Bir ara bir kitap meşhur olmuştu; “Ferrari’sini Satan Bilge”. Ya iyi güzel, felsefe anlatmış, işte her şeyi bırakmış gitmiş falan da kardeşim; benim Ferrari alacak param olsa zaten o nefret ettiğim iş yerinde çalışmak zorunda kalmam, hiçbir vasfı olmadığı halde torpille koltuk sahibi olup ahkam kesenleri çekmem, ev sahibiyle uğraşmam, sinema bile olmayan bir ilçede oturmam, tatile gitmek için iki ay önceden izin almaya çalışmak zorunda kalmam, hastaneye giderken acaba ücreti ne kadar diye düşünmem, yani beni mutsuz eden şeylerin hiçbiri hayatımda olmaz zaten. Niye kalkıp Hindistan’a gideyim? Giderim deniz kıyısında güzel bir yere, denize girerim, gezer dolaşırım. Diyelim ki bir süre sonra bundan sıkıldım, çeker giderim dünyayı gezerim. Kurslara yazılırım, kendimi geliştiririm, sivil toplum kuruluşlarına katılırım. O kadar parayla bunları yapmayı akıl edememişsen ben ne yapayım?

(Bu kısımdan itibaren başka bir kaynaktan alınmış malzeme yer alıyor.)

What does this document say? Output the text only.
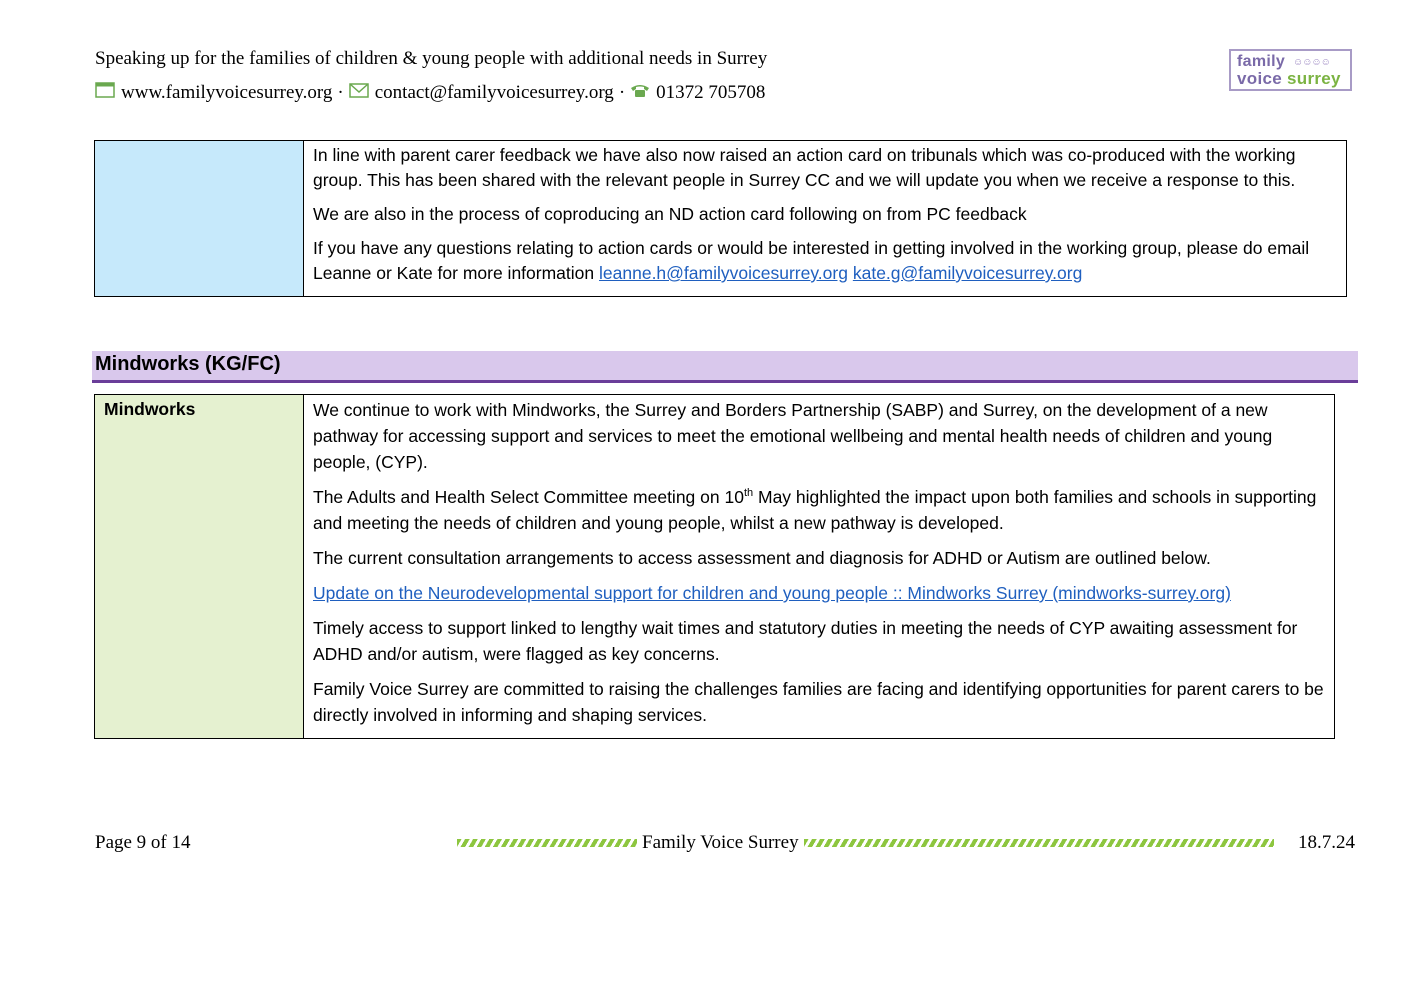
Speaking up for the families of children & young people with additional needs in Surrey
www.familyvoicesurrey.org · contact@familyvoicesurrey.org · 01372 705708
family ☺☺☺☺
voice surrey

In line with parent carer feedback we have also now raised an action card on tribunals which was co-produced with the working group. This has been shared with the relevant people in Surrey CC and we will update you when we receive a response to this.

We are also in the process of coproducing an ND action card following on from PC feedback

If you have any questions relating to action cards or would be interested in getting involved in the working group, please do email Leanne or Kate for more information leanne.h@familyvoicesurrey.org kate.g@familyvoicesurrey.org

Mindworks (KG/FC)
Mindworks	We continue to work with Mindworks, the Surrey and Borders Partnership (SABP) and Surrey, on the development of a new pathway for accessing support and services to meet the emotional wellbeing and mental health needs of children and young people, (CYP).

The Adults and Health Select Committee meeting on 10th May highlighted the impact upon both families and schools in supporting and meeting the needs of children and young people, whilst a new pathway is developed.

The current consultation arrangements to access assessment and diagnosis for ADHD or Autism are outlined below.

Update on the Neurodevelopmental support for children and young people :: Mindworks Surrey (mindworks-surrey.org)

Timely access to support linked to lengthy wait times and statutory duties in meeting the needs of CYP awaiting assessment for ADHD and/or autism, were flagged as key concerns.

Family Voice Surrey are committed to raising the challenges families are facing and identifying opportunities for parent carers to be directly involved in informing and shaping services.

Page 9 of 14	Family Voice Surrey	18.7.24
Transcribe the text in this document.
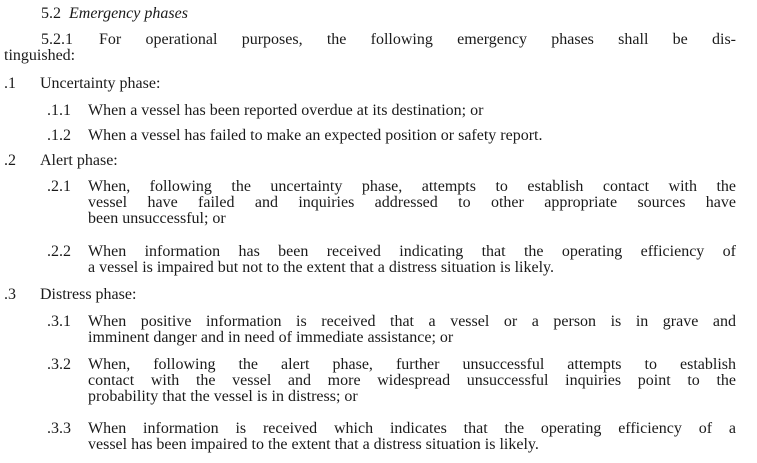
5.2 Emergency phases
5.2.1 For operational purposes, the following emergency phases shall be dis-
tinguished:
.1 Uncertainty phase:
.1.1 When a vessel has been reported overdue at its destination; or
.1.2 When a vessel has failed to make an expected position or safety report.
.2 Alert phase:
.2.1 When, following the uncertainty phase, attempts to establish contact with the
vessel have failed and inquiries addressed to other appropriate sources have
been unsuccessful; or
.2.2 When information has been received indicating that the operating efficiency of
a vessel is impaired but not to the extent that a distress situation is likely.
.3 Distress phase:
.3.1 When positive information is received that a vessel or a person is in grave and
imminent danger and in need of immediate assistance; or
.3.2 When, following the alert phase, further unsuccessful attempts to establish
contact with the vessel and more widespread unsuccessful inquiries point to the
probability that the vessel is in distress; or
.3.3 When information is received which indicates that the operating efficiency of a
vessel has been impaired to the extent that a distress situation is likely.
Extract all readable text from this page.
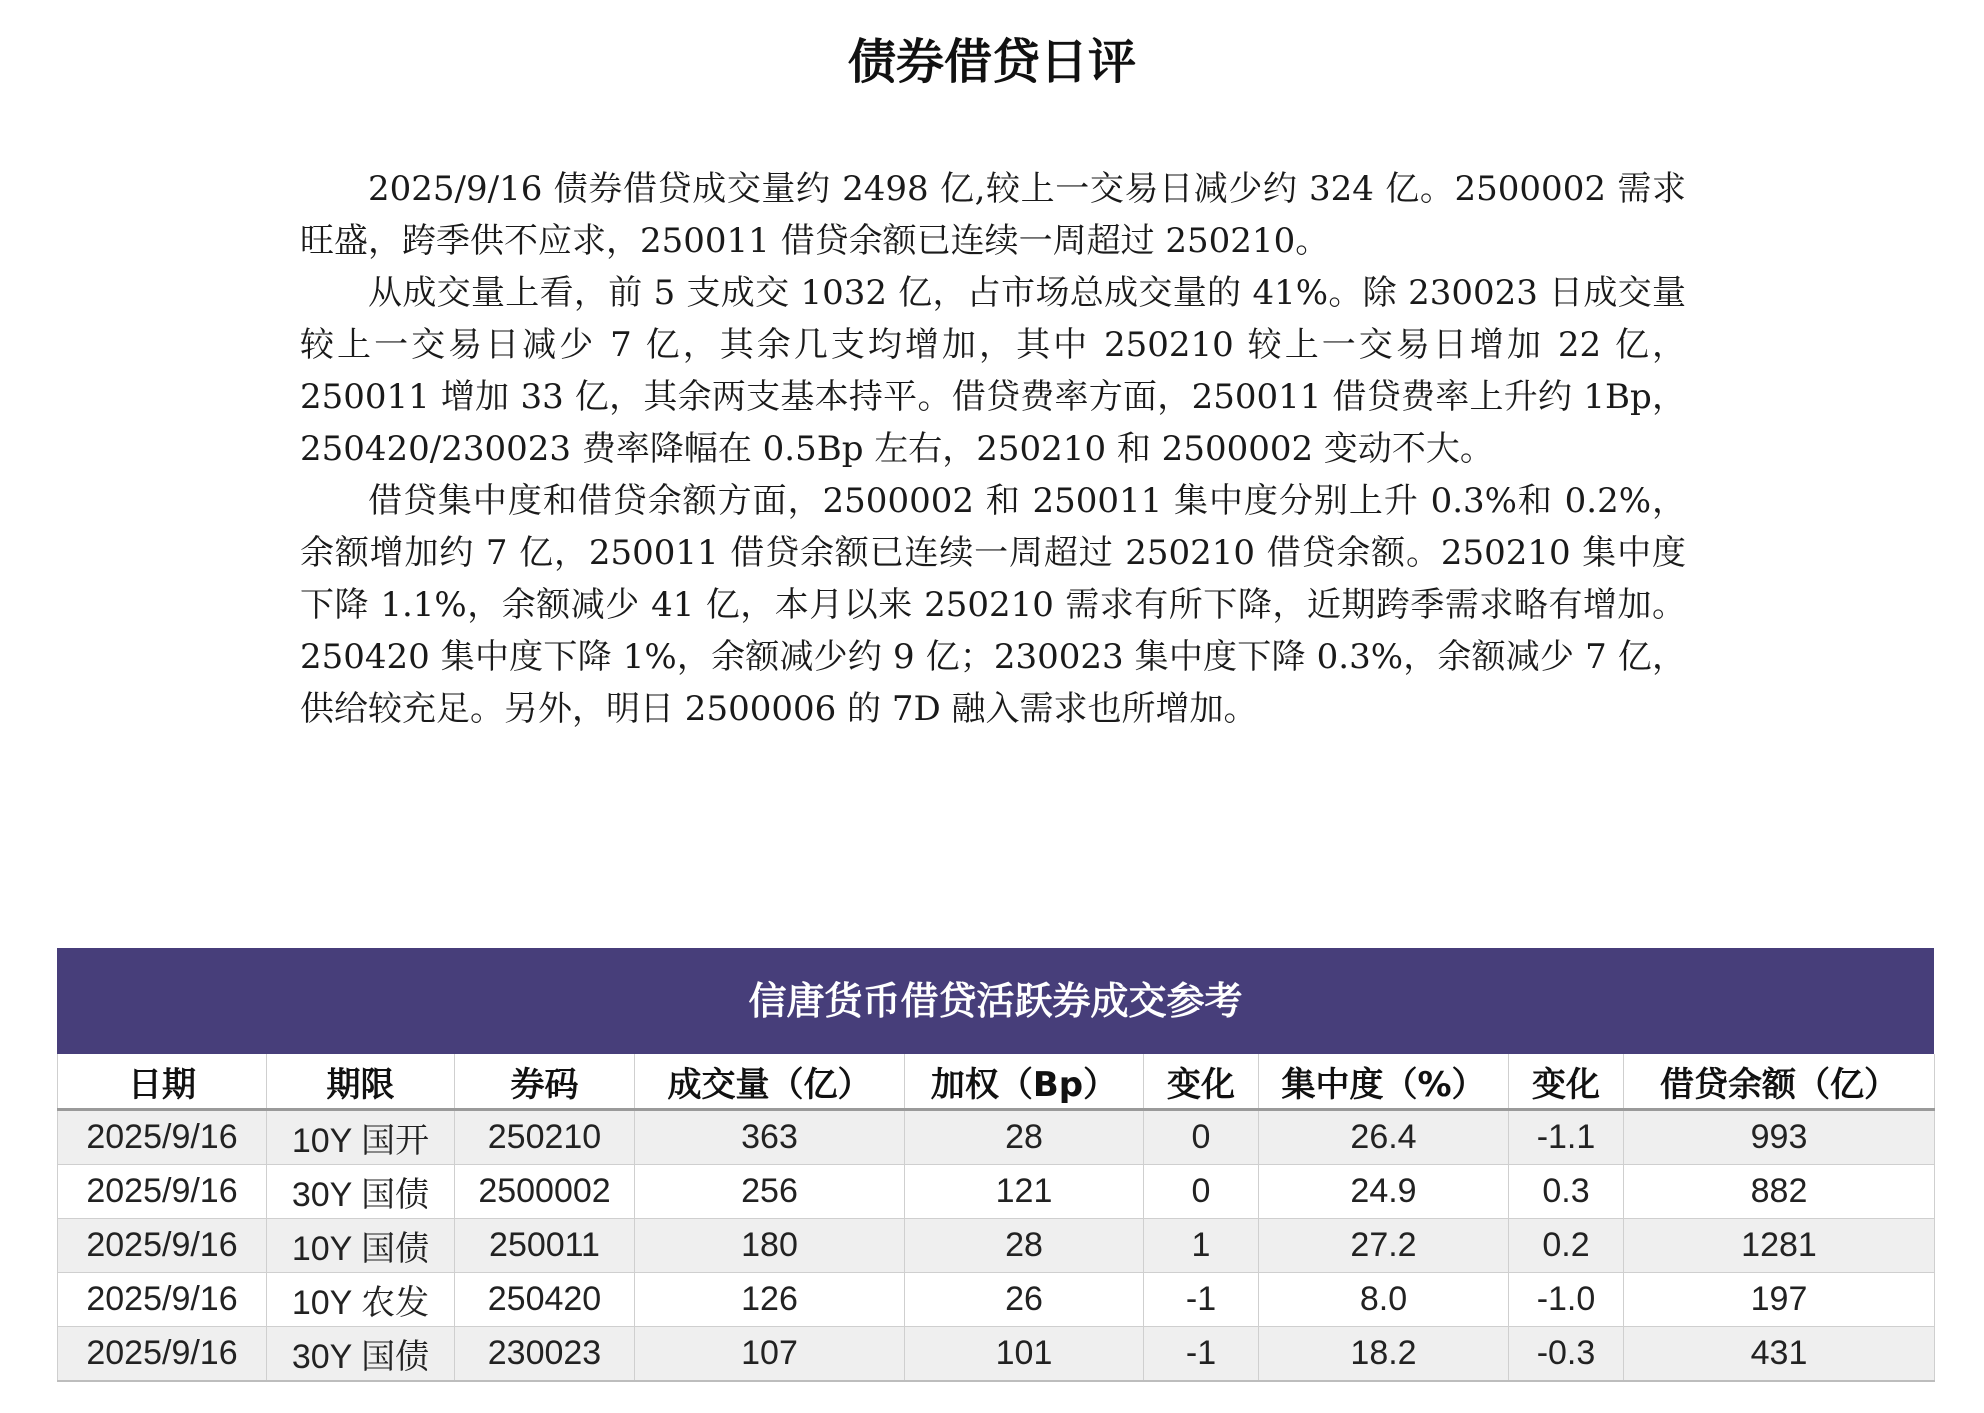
债券借贷日评

2025/9/16 债券借贷成交量约 2498 亿,较上一交易日减少约 324 亿。2500002 需求旺盛，跨季供不应求，250011 借贷余额已连续一周超过 250210。

从成交量上看，前 5 支成交 1032 亿，占市场总成交量的 41%。除 230023 日成交量较上一交易日减少 7 亿，其余几支均增加，其中 250210 较上一交易日增加 22 亿，250011 增加 33 亿，其余两支基本持平。借贷费率方面，250011 借贷费率上升约 1Bp，250420/230023 费率降幅在 0.5Bp 左右，250210 和 2500002 变动不大。

借贷集中度和借贷余额方面，2500002 和 250011 集中度分别上升 0.3%和 0.2%，余额增加约 7 亿，250011 借贷余额已连续一周超过 250210 借贷余额。250210 集中度下降 1.1%，余额减少 41 亿，本月以来 250210 需求有所下降，近期跨季需求略有增加。250420 集中度下降 1%，余额减少约 9 亿；230023 集中度下降 0.3%，余额减少 7 亿，供给较充足。另外，明日 2500006 的 7D 融入需求也所增加。

信唐货币借贷活跃券成交参考
日期	期限	券码	成交量（亿）	加权（Bp）	变化	集中度（%）	变化	借贷余额（亿）
2025/9/16	10Y 国开	250210	363	28	0	26.4	-1.1	993
2025/9/16	30Y 国债	2500002	256	121	0	24.9	0.3	882
2025/9/16	10Y 国债	250011	180	28	1	27.2	0.2	1281
2025/9/16	10Y 农发	250420	126	26	-1	8.0	-1.0	197
2025/9/16	30Y 国债	230023	107	101	-1	18.2	-0.3	431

Şimdi diyeceksiniz ki, para mutluluk getirmez. Doğru para her zaman mutluluk getirmez. Ama parasızlık mutluluğu götürür. Daha doğrusu para kazanmak için yapmak zorunda kaldığımız işler alır mutluluğumuzu elimizden. Kaç kişi yaptığı işi seviyor ki şu memlekette? Para için katlanıyoruz işte. İş yerinde normalde selam bile vermek istemeyeceğimiz insanlarla beraber vakit geçirmek zorunda kalıyoruz. İçimizden patrona ya da yan yana çalıştığımız insanlara neler söylemek geliyor ama tutuyoruz kendimizi mecburen. Kaç kere aklımdan “Param olsa bir dakika burada çalışmam.” diye geçirdim bilmiyorum.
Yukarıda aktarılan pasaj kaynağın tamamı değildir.